- Dołączył: 2010-01-18
- Miasto: Raj
- Liczba postów: 3883
5 maja 2012, 12:38
Ile jesteście w stanie wydać na nowy ciuch? Na przykład buty - kupiłybyście baleriny za 100 złoty? bo jak dla mnie to są buty na jeden sezon i nie dałabym za nie więcej niż 30 złoty. Skarpetki - wole kupicć pięciopak za 7 złoty na targu niż dawać 20 zł za firmowe z Adidasa. Albo zwykły t-shirt, nie wyobrażam sobie dać 40-50 złoty za bawełniaka, z którego po jednym praniu zrobi się ścierka do podłogi. Dlatego często bywam w ciucholandzie, gdzie za te 5 dyszek kupie sobie 10 bardzo dobrej jakości bluzek.
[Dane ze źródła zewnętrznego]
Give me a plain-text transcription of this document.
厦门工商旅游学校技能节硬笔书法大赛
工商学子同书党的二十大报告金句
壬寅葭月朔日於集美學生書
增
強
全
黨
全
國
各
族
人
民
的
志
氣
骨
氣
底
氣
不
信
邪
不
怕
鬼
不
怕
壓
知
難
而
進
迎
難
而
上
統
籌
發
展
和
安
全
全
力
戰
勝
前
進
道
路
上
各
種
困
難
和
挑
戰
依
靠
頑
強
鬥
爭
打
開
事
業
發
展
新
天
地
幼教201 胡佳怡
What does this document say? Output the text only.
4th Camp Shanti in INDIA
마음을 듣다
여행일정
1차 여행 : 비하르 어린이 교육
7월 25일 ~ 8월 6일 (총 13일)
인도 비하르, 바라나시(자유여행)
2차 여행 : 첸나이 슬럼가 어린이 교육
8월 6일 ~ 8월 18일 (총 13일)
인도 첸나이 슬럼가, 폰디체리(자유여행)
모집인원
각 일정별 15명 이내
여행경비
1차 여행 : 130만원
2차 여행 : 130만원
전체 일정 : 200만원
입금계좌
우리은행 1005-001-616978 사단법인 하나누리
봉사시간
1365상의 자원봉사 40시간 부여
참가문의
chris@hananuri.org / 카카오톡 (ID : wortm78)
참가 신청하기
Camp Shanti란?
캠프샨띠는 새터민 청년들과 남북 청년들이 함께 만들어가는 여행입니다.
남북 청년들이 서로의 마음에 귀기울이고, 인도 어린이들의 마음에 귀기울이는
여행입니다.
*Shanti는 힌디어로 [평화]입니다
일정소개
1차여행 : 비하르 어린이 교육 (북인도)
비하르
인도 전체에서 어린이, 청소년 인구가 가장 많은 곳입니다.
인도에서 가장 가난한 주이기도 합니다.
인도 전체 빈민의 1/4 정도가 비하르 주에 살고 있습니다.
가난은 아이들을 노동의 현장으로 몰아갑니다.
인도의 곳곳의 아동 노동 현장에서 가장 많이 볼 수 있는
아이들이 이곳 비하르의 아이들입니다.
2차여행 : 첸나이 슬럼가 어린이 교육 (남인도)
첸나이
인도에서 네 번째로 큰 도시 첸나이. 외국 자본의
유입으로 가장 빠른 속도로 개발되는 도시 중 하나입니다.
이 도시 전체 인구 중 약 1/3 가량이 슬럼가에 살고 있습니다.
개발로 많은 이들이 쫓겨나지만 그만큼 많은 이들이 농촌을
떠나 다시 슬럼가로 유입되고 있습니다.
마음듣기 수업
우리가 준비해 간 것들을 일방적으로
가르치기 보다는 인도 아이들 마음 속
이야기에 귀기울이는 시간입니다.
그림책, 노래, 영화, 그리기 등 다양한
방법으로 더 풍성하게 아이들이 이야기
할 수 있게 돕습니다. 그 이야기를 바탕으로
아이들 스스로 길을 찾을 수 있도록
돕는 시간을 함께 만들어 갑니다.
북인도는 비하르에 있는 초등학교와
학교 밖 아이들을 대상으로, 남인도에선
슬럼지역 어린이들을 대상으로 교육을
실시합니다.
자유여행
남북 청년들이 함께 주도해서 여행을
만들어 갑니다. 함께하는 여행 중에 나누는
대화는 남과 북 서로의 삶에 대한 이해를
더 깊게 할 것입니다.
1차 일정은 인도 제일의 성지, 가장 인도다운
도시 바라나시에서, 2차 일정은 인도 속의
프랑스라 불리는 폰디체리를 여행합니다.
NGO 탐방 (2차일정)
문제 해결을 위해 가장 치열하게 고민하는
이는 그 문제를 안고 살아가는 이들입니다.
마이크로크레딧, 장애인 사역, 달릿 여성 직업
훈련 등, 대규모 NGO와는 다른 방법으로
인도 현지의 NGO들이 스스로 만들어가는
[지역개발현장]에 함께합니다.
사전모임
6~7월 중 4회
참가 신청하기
Może jestem jakaś dziwna, ale galerie handlowe mogłyby dla mnie nie istnieć.
5 maja 2012, 12:42
mam dokładnie tak jak Ty ;) chociaż mam dość dużo dodatkowej/wolnej kasy to wolę mieć więcej tańszych, nowych rzeczy niż jedną drogą i porządną poza tym.. mnie bardzo szybko "nudzą" się ubrania.
Edytowany przez kingss.of.leon 5 maja 2012, 12:43
- Dołączył: 2009-05-27
- Miasto: Raj
- Liczba postów: 11725
5 maja 2012, 12:43
kiedys bylo ciezko..
ale teraz dobrze zarabiam, poki co nie mam dzieci i finansowych zobowiazani wiec za ostatnie baleriny zaplacilam 450zl ( melisski )
ogolnie moje ulubione sklepy to Solar, Liu Jo i Patrizia Pepe.. wiec .. yhymm.. troche wydaje
- Dołączył: 2007-04-27
- Miasto: Moje
- Liczba postów: 3983
5 maja 2012, 12:44
na buty jestem w stanie wydać dużo, nie na baleriny oczywiście, ale na inne to max 300 zł, a reszta ubrań to róznie na pewno na skrpety czy zwykłe t-shirty nie wydaję dużo
- Dołączył: 2010-12-27
- Miasto: Szczecinek
- Liczba postów: 9160
5 maja 2012, 12:45
MiDelirio -masz dużo racji , ja też nie lubię przepłacać
skarpetki kupuję za -2,5 - 3 za sztukę
nie rajcują mnie firmówki
czasami w szmateksie kupie sobie ciucha
balerinki , trampki i lekkie buty - do 50
kozaki to już niestety są droższe ale do -120 ( ale nie więcej - to już maks)
buski - od 20 -60 ( 60 to już musi być szczególna koszulowe tyle czasami kosztują )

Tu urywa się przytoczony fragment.